Art and poetry share an inseparable bond. While one is usually described
as silent poetry, the other is often referred to as a work of art created with words. Since time immemorial, both these worlds of creativity have been influencing and inspiring each other. Down the ages, a great number of poets have either been pursuing art with immense dedication, or converting images seen in a work of art into image-bearing or symbolic words. An equally great number of artists, similarly, since ancient times, have borrowed, consciously or unconsciously, images and symbols from the world of literature in general and poetry in particular. Let alone the legends of the Italian Renaissance or other greats of the Western world, this wonderful coexistence is perfectly embodied by none other than Rabindranath himself, so much so that French art critic Henri Bidou wrote in 1930 : “In producing poetry, he (Rabindranath) worked as a painter; now that he is a painter, he works like a poet.”
This spirit is also embodied beautifully by our very own Hiren Bhatacharya and Nilmani Phukan, two iconic figures of the world of poetry in Assam. Just as acclaimed art critic Herbert Read is a serious poet in his own right, Nilmani Phukan, too, has been an art critic of extraordinary vision and understanding. Hiren Bhattacharya, too, takes to painting and drawing from time to time and produces works of quality.
It is because of this close interrelation that art and poetry have evolved side by side over the years.
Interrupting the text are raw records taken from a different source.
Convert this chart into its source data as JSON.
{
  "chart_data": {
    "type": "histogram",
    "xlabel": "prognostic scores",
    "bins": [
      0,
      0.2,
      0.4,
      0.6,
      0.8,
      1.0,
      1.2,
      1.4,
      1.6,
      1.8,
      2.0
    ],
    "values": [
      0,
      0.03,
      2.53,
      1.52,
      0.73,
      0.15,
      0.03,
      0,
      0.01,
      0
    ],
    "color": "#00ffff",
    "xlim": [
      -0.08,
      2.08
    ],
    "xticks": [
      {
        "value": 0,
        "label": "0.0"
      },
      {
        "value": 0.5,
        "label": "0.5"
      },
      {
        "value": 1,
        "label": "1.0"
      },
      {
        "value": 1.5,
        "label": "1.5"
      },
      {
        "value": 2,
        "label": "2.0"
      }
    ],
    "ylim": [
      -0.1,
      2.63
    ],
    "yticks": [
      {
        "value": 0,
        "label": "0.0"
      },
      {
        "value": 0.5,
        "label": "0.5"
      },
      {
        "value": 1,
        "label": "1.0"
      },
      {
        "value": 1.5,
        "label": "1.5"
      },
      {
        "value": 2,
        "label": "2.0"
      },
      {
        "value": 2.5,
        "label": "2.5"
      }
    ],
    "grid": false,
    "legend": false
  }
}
Romanticism captivated these twin worlds for a long period of time. Surrealism was founded by someone who happened to be a legend of French poetry. His name was Andre Breton. Now is the time when Postmodernism has seeped into the world of art, as well as poetry.
Though inseparably linked, art and poetry are but two different media of expression with distinctive characteristics and mediumistic beauty. Both originate from the same seed, and they are the two branches of the same tree with unique features of their own. A pictorial reproduction of a poem can never recreate the original beauty and magic of the words, just as a poem, ‘translated’ from a painting, can never create the same degree of sensations in the soul. So far as creating sensations in the mind of a viewer or a reader is concerned, art and poetry are not complementary to each other. This is because not only are the kind of feelings generated by a work of art or a poem different, there may be difference in their depth and degree as well.
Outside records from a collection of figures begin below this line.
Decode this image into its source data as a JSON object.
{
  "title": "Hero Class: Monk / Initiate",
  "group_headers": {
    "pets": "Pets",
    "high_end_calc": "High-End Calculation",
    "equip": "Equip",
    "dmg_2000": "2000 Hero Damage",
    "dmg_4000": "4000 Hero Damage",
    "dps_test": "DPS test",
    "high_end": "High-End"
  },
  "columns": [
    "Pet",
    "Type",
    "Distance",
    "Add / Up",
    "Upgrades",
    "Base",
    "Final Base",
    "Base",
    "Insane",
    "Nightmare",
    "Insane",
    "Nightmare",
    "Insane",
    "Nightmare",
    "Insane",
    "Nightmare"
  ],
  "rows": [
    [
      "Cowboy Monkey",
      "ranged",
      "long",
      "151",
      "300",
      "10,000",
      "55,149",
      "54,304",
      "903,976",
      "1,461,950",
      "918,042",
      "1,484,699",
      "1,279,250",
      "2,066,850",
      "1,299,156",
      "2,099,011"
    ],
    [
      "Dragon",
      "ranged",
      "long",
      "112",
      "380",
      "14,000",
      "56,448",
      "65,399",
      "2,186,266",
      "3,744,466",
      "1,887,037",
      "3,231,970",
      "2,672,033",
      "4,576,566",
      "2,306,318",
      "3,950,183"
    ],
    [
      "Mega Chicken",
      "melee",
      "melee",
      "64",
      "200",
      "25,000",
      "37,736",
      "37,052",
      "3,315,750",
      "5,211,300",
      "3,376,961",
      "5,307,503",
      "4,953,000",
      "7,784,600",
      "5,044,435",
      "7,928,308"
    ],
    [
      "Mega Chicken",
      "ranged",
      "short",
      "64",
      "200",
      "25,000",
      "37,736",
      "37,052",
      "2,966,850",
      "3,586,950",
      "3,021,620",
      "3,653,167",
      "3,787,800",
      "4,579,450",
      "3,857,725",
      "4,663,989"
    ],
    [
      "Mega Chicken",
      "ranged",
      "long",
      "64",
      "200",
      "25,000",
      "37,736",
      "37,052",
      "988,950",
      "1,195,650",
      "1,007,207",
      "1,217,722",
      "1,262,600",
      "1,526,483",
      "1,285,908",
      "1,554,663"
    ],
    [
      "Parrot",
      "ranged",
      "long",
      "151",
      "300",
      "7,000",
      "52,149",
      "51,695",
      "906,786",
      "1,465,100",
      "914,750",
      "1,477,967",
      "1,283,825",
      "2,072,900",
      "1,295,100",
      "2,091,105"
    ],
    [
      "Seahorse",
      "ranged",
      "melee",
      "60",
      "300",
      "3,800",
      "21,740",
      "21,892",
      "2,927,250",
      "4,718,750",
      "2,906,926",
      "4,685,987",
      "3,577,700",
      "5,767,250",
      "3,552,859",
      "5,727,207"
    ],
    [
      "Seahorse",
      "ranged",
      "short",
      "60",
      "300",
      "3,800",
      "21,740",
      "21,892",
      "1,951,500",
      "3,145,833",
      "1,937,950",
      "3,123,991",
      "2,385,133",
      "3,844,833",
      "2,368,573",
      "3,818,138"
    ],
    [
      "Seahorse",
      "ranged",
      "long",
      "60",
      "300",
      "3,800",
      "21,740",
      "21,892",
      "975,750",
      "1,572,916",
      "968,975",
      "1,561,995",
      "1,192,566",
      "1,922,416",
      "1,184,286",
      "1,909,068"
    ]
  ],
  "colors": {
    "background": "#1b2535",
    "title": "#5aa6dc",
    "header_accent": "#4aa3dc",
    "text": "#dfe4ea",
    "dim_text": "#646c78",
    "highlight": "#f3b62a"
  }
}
Our senses play a vital role in our appreciation of art and poetry. A painting or any other work of art, except sculptures, has to be seen with the eyes, which are but only the visible and external part of something that eventually completes the process– the inner vision. A sculpture, on the other hand, is created to be seen; but it is possible that some of them can also be felt through touching, even in pitch darkness. In case of a painting, drawing or a graphic work, the eyes are a pre-requisite. A poem is also meant to be read, but it can also be read aloud– and it requires only the ears as receptors. Homer was a blind man. Towards the later phase of his life, Milton, too, went blind, while the work on Paradise Lost was still going on. His wife helped him complete the process.
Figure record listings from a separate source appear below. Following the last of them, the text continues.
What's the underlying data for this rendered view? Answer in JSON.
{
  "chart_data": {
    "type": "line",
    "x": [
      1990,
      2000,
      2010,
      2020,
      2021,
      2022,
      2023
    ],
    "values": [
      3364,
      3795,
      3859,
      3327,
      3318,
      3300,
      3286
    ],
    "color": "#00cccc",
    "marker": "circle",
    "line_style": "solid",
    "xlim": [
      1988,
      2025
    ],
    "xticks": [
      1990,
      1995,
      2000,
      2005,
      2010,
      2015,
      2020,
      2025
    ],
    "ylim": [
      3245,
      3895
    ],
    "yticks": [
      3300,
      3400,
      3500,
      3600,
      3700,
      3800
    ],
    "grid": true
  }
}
It can be pointed out that poetry is restricted to language, while a work of art can be seen or appreciated by people all over the world. With the growth of information technology, art has found a more expanded horizon. But in case of a poem written in a particular language, it is the feeling beneath the surface created by words, that has a universal appeal. It was not the Sanskrit language, but the sorrow expressed through the world’s first lines of poetry, that was universal – Ma nishada prathishtam twamagamaha/Shashwathi samaha/Yatkrouncha mithunadekam avadhihi kamamohithaha.